Night Time Is the Right Time, Radar Love, and Electric Avenue (all works 2007) were the largest and most arresting pictures on view in Kadar Brock’s recent solo exhibition of abstract paintings, “You Only Live Once.” And despite their sentimentalizing pop-music titles, there was indeed the danger of meeting a clangorous end from cardiac arrest when initially confronted by this discordant mélange of techniques, styles, and colors.

First drawn to the canvases’ garish fluorescent yellows and pinks, the eye then wanders anxiously among an array of layered, juxtaposed, and overlapping geometric shapes. But sustained comparative viewing of the three pictures gradually allows their disorienting jumbles of surfaces and color combinations to resolve themselves into a pictorial vocabulary distinguished by surprising delicacy and sophistication. The cast of characters includes relatively rational, hard-edged triangles that all demonstrate shades of a single color; sometimes these triangles are subdivided, suggesting a diagrammatic context reminiscent of a pie chart. Other clearly delineated forms are heartily filled with roughly textured pigment—often featuring streaks of gray, black, and white, punctuated by flecks of green and pink—applied slowly in a single stroke with a large brush. Such careful deliberation contrasts with the impulsive implication of spray-painted outlines, rendered with an intensity and a pace that make them waver and vibrate—as well as excrete downward drips, which emphasize an easel-oriented verticality.

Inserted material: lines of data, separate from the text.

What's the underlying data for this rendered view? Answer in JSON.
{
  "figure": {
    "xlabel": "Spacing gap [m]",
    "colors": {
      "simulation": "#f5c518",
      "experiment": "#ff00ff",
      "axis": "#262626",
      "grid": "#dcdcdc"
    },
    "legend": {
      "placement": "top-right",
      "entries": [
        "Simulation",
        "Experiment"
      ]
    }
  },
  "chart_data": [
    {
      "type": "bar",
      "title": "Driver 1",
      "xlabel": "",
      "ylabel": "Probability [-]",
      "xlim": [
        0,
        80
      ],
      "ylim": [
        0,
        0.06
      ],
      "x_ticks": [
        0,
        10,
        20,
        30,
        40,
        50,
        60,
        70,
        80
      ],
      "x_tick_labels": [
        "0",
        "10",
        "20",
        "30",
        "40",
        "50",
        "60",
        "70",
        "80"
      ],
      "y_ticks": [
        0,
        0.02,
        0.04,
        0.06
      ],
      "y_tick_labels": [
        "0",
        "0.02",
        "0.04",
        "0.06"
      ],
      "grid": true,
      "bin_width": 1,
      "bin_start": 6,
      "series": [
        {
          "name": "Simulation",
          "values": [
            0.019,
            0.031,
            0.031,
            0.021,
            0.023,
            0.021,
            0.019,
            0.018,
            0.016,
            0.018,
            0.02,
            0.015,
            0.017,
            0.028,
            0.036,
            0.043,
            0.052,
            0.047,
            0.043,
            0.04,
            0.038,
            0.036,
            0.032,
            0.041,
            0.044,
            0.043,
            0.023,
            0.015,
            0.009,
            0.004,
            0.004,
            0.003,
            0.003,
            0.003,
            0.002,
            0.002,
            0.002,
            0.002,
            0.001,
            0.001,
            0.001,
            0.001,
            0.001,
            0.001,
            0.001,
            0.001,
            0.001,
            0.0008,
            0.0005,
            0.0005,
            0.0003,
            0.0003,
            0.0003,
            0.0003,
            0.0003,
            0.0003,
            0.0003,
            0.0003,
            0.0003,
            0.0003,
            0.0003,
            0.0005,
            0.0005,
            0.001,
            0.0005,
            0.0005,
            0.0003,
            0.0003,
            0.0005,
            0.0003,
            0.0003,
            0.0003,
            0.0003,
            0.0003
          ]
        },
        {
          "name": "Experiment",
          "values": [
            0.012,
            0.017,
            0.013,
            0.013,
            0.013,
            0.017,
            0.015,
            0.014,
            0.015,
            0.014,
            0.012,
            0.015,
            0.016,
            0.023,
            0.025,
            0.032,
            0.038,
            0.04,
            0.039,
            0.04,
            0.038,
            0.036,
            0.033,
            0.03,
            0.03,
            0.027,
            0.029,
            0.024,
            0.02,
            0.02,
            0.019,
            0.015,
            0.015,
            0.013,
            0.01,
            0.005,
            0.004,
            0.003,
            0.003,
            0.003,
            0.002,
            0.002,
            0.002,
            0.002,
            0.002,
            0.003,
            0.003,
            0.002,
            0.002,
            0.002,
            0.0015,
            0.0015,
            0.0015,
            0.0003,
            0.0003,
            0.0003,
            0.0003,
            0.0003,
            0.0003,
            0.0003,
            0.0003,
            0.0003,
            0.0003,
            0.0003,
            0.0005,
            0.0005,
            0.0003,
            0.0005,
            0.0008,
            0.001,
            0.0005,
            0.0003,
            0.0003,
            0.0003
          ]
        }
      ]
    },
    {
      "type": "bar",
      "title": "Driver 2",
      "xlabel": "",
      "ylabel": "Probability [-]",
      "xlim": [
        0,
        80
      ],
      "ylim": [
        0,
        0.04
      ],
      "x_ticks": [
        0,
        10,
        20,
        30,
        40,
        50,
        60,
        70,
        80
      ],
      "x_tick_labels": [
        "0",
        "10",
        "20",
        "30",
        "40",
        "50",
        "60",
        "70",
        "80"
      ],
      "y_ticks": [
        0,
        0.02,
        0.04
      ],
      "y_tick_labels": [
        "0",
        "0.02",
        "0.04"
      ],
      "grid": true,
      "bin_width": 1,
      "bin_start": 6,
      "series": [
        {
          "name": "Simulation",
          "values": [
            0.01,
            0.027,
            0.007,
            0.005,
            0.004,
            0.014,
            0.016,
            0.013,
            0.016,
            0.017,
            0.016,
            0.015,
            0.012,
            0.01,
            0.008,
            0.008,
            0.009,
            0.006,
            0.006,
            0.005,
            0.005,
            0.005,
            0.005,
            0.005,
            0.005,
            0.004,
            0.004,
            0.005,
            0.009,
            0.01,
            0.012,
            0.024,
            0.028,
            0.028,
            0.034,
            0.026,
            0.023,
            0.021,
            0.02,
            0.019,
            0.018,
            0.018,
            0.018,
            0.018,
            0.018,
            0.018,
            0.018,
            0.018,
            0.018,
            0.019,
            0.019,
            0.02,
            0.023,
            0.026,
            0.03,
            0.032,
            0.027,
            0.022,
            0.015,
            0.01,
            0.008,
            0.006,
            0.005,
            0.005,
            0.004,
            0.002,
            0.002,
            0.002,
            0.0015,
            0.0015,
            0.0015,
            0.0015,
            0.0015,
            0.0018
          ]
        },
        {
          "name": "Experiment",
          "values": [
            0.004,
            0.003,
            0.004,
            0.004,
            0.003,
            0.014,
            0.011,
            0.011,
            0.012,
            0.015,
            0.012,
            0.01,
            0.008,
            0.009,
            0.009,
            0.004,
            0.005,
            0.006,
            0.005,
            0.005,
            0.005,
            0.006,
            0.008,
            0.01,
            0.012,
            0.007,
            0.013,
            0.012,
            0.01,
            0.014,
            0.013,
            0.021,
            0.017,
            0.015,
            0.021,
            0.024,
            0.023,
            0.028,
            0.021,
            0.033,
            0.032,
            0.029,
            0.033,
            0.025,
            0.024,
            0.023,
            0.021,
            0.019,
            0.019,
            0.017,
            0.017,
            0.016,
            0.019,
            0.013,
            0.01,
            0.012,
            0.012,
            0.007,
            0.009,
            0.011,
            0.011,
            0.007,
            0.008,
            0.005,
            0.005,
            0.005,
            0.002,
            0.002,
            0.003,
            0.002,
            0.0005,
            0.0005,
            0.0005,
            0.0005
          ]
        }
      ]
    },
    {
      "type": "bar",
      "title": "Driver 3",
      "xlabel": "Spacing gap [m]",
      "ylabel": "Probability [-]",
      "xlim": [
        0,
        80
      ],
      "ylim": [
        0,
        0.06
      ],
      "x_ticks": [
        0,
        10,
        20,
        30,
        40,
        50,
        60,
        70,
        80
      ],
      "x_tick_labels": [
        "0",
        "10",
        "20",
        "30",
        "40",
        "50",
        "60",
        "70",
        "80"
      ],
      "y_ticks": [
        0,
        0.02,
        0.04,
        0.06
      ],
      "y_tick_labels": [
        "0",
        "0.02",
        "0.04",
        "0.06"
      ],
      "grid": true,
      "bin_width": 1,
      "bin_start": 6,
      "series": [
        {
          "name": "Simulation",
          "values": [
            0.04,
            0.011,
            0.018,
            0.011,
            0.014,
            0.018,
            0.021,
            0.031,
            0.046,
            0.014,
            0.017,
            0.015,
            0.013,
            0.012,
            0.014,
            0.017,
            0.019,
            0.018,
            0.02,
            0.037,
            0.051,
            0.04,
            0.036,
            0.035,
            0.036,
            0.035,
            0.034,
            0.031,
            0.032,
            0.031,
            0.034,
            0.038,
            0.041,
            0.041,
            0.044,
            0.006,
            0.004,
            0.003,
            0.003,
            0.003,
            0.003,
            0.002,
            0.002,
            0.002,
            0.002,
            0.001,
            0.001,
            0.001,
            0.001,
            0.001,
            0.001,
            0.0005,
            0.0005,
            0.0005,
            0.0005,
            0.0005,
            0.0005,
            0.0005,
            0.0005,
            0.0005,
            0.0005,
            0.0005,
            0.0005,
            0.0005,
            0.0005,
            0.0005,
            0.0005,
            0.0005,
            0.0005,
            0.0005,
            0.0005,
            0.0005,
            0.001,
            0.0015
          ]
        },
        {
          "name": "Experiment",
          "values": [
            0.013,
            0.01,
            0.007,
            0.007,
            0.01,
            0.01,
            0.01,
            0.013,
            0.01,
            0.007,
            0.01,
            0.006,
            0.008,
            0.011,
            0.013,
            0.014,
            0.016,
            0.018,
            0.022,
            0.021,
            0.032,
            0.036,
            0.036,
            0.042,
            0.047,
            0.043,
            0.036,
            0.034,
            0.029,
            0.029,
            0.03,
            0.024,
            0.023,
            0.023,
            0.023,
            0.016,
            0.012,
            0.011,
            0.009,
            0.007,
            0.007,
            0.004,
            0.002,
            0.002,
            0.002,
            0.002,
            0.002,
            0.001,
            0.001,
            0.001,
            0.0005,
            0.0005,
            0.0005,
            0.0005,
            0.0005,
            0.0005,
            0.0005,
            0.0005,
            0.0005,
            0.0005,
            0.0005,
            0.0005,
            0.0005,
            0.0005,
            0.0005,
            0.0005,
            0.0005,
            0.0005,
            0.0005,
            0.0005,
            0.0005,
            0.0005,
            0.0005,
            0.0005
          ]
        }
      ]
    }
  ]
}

Elsewhere, viscous paint has been slung from above and allowed to pool. Tiny dribbled rivulets and globules of pigment—perhaps the residua of violent gestural strokes—catch the eye as one scans the more expansive, monochromatic passages. Faintly tinted shapes appear to have been made by applying thin layers of water-based paint over oils. Some sections seem to have been rendered with a house-painter’s brush containing just a trace of gray, displayed starkly against a flat ground in a contrasting shade. There are also areas with a Richteresque scumbled surface, juxtaposed with sharp edges resulting from the judicious use of masking tape.

Brock’s display of diverse paint application methods and textures—each possessing its own temporal and psychological associations, and ranging in feel from the intuitive to the measured—is presented in a nonhierarchical context, in which each element is assigned a comparable importance. No single color is allowed to predominate, either; chromatic identities clamor to declare themselves, like warring neighbors. However, this strategically orchestrated compositional competition is complicated by the repetition of crystalline structures meant to invoke a spiritual realm integral to the artist’s upbringing and objectives.

Accordingly, these works may be loosely associated with a desire for self-summation that draws on a “retrospective” collection of painterly mannerisms, recalling pictures by Jasper Johns from the 1960s such as According to What, 1964. Three smaller pictures here, including Midday Morning Mist, further underlined this drive. This work has been executed with a similarly diversified pictorial language, but obscured by desensitizing coatings of white and pastels; its pseudo-monochromatic surface still contains triangular forms and hints of green, blue, yellow, gray, and other colors, but the process of veiling suggests an act of repression. However, it is Brock’s rawer handling of his vibrant larger works that most productively calls attention to the notion of pictorial disjunction—and, further, to our too often ill-fated strivings for linguistic, spiritual, and emotional unity.